Nikkei 225 in rialzo oggi: perché i guadagni potrebbero essere di breve durata

Nikkei 225 in rialzo oggi: perché i guadagni potrebbero essere di breve durata
Crispus Nyaga
25 mar 2026, 05:08 AM
  • Il Nikkei 225 è salito di oltre il 2% mercoledì.
  • Trump ha lasciato intendere che Iran e Stati Uniti fossero in contatto.
  • Tuttavia, l'Iran ha smentito tali affermazioni, sostenendo di trovarsi in una posizione di vantaggio.

Le azioni giapponesi sono rimbalzate mercoledì, seguendo altri mercati azionari globali. Il Nikkei 225 è salito del 2,6%, in aumento del 5,5% rispetto al minimo registrato questa settimana. Quindi, questi guadagni continueranno?

Il rally del Nikkei 225 affronta un rischio significativo 

L'indice Nikkei è salito, rispecchiando l'andamento dei futures americani, con quelli legati al Dow Jones e al Nasdaq 100 in aumento di oltre 340 e 130 punti, rispettivamente. 

Anche altri principali indici sono saliti, con il DAX in progresso di 210 punti e il KOSPI in rialzo di oltre il 2%. Sono saliti anche indici come CAX 40, Hang Seng e China A50.

Il rialzo si verifica dopo che il presidente Donald Trump ha annunciato che i colloqui tra gli Stati Uniti e l'Iran proseguivano. Ha inoltre aggiunto che l'Iran ha inviato agli USA un significativo dono legato al petrolio.

Un accordo tra Stati Uniti e Iran sarebbe fortemente rialzista, dato che il Giappone dipende principalmente dalle importazioni di petrolio greggio e gas dal Medio Oriente.

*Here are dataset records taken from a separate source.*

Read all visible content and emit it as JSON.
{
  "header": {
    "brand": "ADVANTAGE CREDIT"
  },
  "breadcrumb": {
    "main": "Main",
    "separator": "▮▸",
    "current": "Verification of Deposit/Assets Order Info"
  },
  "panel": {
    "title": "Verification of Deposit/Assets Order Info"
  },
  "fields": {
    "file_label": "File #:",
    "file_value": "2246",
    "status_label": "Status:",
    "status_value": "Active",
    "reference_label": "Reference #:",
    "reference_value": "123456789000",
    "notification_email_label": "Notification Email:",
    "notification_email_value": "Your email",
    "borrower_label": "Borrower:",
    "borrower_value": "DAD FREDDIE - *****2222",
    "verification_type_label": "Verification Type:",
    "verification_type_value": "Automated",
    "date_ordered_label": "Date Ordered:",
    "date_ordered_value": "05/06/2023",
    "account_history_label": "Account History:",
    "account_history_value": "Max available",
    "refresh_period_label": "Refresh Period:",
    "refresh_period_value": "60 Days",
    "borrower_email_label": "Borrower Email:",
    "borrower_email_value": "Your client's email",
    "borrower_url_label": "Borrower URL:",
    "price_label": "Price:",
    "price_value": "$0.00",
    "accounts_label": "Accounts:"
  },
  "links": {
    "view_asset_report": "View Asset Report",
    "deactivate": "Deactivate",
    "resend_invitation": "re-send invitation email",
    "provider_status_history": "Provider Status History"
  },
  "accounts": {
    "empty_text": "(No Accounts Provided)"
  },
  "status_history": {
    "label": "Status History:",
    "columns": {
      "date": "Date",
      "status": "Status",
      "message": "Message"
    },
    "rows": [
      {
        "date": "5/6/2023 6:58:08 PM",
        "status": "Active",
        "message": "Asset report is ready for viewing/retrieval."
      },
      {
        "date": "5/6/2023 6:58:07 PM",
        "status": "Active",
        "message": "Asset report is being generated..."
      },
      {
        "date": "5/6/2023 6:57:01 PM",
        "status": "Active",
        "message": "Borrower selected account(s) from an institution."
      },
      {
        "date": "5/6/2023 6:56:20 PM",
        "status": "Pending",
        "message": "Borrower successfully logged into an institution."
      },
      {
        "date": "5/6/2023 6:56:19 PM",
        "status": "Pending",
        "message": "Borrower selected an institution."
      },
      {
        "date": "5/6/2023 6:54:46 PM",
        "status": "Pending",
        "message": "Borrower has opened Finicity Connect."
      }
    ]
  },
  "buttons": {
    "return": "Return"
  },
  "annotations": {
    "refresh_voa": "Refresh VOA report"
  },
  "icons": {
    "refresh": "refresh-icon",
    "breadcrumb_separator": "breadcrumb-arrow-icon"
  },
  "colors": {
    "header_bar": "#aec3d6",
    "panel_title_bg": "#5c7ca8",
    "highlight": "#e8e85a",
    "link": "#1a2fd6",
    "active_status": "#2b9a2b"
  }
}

Tuttavia, vi sono timori che l'ottimismo possa essere di breve durata, poiché l'Iran ha smentito i resoconti sui colloqui con gli Stati Uniti. Funzionari iraniani hanno sostenuto che il post iniziale di Trump di lunedì mirava a sostenere il mercato azionario e abbassare i prezzi dell'energia.

L'Iran ritiene di avere un vantaggio nel conflitto in corso grazie al controllo dello Stretto di Hormuz. Chiudendo lo Stretto il Paese ha spinto i prezzi dell'energia verso l'alto. In una dichiarazione mercoledì, il vertice di Chevron ha avvertito che la California rischia una grave crisi energetica perché il 20% dei suoi carburanti proviene dai mercati asiatici. 

Inoltre, è probabile che l'Iran non accetti le condizioni imposte dagli Stati Uniti. Secondo il New York Times, l'amministrazione Trump ha messo a punto un piano in 15 punti che l'Iran non accetterà. Per esempio, il piano chiede all'Iran di cessare il finanziamento dei proxy, porre fine al suo programma di missili balistici e consegnare il proprio uranio arricchito.

L'Iran ritiene inoltre che gli USA possano utilizzare i colloqui per posticipare un'invasione terrestre nel Paese, mentre migliaia di truppe si dirigono verso la regione. Di conseguenza, è probabile che la guerra prosegua per un periodo, con un aumento dei prezzi del petrolio nel tempo.

La maggior parte delle azioni giapponesi era in territorio positivo mercoledì. Il titolo Tokio Marine è salito del 12% dopo che Berkshire Hathaway di Warren Buffett ha acquistato azioni della società.

Furukawa Electric, Ebara Corporation, Softbank, Fujikura, Sumitomo Electric Industries e SUMCO sono stati i maggiori rialzi, con guadagni oltre il 6%. 

D'altro canto, i maggiori ribassi nel Nikkei 225 sono stati registrati da società come Nomura Research Institute, Recruit Holdings, BayCurrent, Inpex e Konami Group, che hanno perso oltre l'1,1%.

Analisi tecnica dell'indice Nikkei 

Grafico dell'indice Nikkei | Fonte: TradingView 

Il grafico giornaliero mostra che il Nikkei 225 si è ripreso negli ultimi giorni. È salito da un minimo di ¥50.557 all'attuale ¥53.600.

Tuttavia, l'indice resta al di sotto della media mobile esponenziale (EMA) a 50 giorni. L'indicatore Supertrend è rimasto in rosso, mentre il Relative Strength Index (RSI) e il Percentage Price Oscillator (PPO) hanno continuato a scendere.

Pertanto, è probabile che l'indice rimanga in tensione nel breve termine. In tal caso, è probabile che si ritiri e ritesti il livello di supporto a ¥50.557.